The 20 percent divestment must be completed within four years, starting in the fifth year after production starts, Gatot said.
The required percentage, he said, would be cumulative if companies could not sell the shares in the targeted number of years, meaning if a company failed to sell 5 percent of shares in the fifth year, it must sell 10 percent in the sixth year and so on.
However, the regulation does not stipulate sanctions for companies who fail to divest their shares to domestic players within the allocated time frame.
“In this case, we will ask them to continue their efforts to divest the shares, but we cannot force them to sell shares if there are no buyers,” Gatot said.
Jeffrey Mulyono, former chairman of the Indonesian Mining Association (IMA) and president director of PT Bhakti Energi Persada, said the 20 percent divestment requirement was “still acceptable” to investors.
A 20 percent share divestment would allow the original shareholders to keep officials at management levels intact, Jeffrey said.

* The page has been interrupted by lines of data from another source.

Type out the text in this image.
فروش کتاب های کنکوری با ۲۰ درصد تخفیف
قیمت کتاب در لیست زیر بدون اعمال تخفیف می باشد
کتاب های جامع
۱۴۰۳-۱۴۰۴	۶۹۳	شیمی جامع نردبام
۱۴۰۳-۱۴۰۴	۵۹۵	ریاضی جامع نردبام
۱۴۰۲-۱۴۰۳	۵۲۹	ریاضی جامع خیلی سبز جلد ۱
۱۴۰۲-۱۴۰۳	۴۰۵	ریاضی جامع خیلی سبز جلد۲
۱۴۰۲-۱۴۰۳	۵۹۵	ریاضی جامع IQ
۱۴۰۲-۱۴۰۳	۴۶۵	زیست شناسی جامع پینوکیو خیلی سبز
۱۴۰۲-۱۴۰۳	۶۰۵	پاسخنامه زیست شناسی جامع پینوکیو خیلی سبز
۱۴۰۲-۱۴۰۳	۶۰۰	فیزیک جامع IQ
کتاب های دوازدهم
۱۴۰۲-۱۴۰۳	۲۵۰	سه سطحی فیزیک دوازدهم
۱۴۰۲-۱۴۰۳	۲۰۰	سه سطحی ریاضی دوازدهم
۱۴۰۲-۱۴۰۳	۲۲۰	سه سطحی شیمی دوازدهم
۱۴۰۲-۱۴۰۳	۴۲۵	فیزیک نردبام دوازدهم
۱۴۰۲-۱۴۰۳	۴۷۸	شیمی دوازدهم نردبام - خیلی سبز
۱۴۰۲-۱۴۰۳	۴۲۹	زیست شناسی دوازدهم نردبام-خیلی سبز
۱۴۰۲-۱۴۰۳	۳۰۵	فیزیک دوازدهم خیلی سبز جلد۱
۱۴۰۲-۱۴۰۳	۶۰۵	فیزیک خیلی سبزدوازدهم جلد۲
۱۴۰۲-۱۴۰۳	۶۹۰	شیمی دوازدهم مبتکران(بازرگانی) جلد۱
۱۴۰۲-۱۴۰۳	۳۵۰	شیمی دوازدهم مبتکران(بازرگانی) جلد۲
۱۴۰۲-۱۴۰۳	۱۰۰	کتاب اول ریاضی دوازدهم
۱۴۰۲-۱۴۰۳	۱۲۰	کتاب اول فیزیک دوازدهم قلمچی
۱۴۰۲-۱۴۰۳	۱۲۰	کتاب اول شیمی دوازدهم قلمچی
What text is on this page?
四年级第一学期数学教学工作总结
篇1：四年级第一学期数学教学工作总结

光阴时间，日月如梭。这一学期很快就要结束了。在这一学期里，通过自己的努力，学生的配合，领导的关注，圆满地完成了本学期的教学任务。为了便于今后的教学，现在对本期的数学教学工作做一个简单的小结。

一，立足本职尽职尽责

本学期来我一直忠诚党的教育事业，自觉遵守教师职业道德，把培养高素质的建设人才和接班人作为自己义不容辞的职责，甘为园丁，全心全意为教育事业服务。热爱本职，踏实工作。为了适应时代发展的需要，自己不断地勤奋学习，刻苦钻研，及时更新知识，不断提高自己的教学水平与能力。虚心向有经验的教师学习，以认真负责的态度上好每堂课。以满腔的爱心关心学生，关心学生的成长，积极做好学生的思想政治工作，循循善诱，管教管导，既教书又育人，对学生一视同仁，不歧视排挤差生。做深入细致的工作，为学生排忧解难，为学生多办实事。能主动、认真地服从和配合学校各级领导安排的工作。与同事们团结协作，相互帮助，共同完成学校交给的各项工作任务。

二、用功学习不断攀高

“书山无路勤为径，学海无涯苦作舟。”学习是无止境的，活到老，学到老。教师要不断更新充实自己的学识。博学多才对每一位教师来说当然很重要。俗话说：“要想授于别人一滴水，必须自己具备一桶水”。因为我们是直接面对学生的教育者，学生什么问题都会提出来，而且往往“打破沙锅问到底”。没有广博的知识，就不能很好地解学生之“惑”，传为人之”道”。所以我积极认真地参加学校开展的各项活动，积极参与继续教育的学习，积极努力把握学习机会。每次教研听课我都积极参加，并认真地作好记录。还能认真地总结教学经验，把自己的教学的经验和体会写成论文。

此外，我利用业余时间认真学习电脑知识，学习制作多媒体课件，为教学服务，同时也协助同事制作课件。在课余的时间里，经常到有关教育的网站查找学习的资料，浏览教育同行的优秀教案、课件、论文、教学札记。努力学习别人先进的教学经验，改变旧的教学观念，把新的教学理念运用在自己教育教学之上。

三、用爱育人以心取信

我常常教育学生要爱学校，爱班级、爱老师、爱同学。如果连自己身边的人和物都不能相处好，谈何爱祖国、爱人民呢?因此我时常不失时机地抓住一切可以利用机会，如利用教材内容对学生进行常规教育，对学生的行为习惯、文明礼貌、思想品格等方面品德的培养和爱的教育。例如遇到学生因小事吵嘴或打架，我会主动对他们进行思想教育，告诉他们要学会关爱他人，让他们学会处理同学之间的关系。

He also supported a provision in the regulation stipulating that state enterprises would enjoy a priority in buying the divested shares, citing that dividends paid to state enterprises would become state revenue while revenues garnered by private companies would go to individual pockets.
“Because money has no citizenship, the person could simply use it to buy another company outside Indonesia,” Jeffrey said.
However, divesting shares to state enterprises was not necessarily free from problems, he said.
“The question we need to address is whether state owned enterprises can manage the companies as well as private actors do.”